To efficiently remove duplicates you should stay away from linked list: Use java.util.PriorityQueue instead; it is a sorted collection for which you can define the sorting-criteria. If you always insert into a sorted collection removing duplicates can be either done directly upon insertion or on-demand with a single O(n)-pass.
除了使用列表的元素创建哈希映射并使用它作为键来测试每个元素之外,这仅适用于大量元素,其中大取决于所需的资源要创建哈希映射,按顺序扫描列表是一个实用的选择,但还有其他更快的选择。请参阅此处用户138170的答案 - 一个in-地方合并排序是一个O(n log(n))操作,不使用额外的空间,而使用单独分配的数组的解决方案将在O(n)中工作> 时间。实际上,您可能需要分析代码并确定合理的 n 值,,其中 n 是列表中的元素数量,之后分配内存的解决方案将来代替不使用的。

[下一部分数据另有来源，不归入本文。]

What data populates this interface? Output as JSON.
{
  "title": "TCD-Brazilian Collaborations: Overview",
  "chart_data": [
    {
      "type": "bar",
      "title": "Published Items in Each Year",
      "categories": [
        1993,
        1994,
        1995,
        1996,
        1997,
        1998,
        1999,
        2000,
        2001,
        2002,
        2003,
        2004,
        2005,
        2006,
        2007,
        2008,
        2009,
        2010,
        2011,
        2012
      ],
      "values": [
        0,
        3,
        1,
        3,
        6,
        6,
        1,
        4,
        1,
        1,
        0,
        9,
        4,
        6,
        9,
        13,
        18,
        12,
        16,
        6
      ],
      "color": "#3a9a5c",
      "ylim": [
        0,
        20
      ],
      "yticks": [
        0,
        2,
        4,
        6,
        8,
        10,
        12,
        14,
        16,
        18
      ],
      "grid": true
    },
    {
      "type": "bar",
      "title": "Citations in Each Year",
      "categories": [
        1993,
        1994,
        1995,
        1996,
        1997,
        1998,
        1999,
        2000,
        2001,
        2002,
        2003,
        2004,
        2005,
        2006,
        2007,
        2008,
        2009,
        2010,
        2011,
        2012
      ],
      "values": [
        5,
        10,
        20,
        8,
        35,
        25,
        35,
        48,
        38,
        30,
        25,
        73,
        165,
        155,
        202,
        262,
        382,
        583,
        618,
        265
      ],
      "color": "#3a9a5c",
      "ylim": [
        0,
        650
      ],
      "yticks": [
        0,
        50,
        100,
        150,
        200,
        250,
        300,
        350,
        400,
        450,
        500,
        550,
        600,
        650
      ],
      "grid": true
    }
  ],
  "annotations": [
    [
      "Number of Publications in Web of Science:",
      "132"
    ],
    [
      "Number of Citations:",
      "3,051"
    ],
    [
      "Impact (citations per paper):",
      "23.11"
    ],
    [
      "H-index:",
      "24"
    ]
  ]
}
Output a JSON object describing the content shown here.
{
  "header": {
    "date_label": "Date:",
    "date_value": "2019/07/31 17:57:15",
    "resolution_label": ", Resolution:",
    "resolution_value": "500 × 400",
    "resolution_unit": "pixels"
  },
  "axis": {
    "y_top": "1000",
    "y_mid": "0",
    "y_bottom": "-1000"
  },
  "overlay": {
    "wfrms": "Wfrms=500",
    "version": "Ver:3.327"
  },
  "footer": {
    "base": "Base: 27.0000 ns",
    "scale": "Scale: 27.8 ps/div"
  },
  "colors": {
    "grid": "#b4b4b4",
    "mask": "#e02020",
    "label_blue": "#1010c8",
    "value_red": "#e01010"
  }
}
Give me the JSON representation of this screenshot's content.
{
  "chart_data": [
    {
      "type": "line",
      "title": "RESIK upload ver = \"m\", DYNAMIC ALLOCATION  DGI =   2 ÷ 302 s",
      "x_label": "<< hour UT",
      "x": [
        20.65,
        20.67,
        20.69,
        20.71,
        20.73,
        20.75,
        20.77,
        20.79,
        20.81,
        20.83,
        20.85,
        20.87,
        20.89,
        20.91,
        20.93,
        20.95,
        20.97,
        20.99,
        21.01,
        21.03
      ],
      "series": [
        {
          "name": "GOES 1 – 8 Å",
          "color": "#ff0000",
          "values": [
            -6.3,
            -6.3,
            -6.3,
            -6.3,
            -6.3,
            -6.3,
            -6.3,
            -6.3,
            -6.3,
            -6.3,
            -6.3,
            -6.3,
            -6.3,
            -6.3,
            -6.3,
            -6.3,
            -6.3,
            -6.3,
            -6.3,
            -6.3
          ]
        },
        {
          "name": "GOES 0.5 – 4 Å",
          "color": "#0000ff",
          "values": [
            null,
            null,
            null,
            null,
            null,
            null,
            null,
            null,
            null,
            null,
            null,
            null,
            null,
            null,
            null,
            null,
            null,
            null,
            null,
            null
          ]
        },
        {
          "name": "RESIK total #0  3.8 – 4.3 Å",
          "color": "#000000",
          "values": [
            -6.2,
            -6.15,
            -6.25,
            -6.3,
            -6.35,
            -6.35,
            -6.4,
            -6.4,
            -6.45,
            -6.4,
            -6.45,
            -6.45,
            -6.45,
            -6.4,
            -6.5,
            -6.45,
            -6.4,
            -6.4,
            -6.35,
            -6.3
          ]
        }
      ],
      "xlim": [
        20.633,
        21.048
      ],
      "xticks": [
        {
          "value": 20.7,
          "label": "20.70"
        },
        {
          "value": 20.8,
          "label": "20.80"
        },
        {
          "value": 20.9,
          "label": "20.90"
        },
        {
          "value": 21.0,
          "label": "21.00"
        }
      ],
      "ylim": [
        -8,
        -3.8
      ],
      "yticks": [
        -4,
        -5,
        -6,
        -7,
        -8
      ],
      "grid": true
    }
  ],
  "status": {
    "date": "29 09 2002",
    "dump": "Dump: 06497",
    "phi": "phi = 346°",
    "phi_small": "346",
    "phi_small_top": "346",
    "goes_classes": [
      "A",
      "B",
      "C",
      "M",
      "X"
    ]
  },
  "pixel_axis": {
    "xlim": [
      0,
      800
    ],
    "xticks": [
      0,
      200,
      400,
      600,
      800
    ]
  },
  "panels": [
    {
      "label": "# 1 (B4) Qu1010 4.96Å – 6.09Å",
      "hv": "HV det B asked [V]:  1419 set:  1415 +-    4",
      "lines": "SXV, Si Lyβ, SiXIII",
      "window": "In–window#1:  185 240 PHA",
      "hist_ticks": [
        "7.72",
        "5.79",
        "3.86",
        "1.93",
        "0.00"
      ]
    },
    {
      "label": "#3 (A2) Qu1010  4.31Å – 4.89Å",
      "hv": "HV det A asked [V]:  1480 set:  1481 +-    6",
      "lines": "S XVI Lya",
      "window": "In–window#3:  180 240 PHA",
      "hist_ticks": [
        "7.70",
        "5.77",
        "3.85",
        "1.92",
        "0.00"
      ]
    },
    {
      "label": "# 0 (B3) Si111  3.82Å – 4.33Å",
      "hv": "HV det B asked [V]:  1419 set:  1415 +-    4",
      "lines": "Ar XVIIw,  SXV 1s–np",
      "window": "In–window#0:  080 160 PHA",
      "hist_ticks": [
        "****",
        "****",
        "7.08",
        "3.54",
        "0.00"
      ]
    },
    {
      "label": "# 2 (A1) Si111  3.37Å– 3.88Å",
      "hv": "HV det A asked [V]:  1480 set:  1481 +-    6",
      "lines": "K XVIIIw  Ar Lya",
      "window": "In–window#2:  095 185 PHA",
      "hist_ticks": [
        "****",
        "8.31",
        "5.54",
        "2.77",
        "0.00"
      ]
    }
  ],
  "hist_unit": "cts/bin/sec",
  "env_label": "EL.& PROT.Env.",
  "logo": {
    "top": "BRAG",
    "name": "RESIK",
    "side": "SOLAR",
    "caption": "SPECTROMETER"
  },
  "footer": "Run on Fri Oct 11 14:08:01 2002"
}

编辑:如果效率确实很重要,我建议不要使用链表(主要是为了保持缓存一致性),也许使用 JNI 并本地实现该功能;数据还必须在本机分配的缓冲区中提供。
Aside from using the elements of the list to create a hash map and testing each element by using it as a key, which would only be desirable for a large number of elements, where large depends on the resources required to create the hash map, sequentially scanning the list is a practical option, but there are others which will be faster. See user138170's answer here - an in-place merge sort is an O(n log(n)) operation which does not use an extra space, whereas a solution using separately-allocated array would work in O(n) time. Practically, you may want to profile the code and settle for a reasonable value of n, where n is the number of elements in the list, after which a solution allocating memory will be used instead of one which does not.
Edit: If efficiency is really important, I would suggest not using a linked list (largely to preserve cache-coherency) and perhaps using JNI and implementing the function natively; the data would also have to be supplied in a natively-allocated buffer.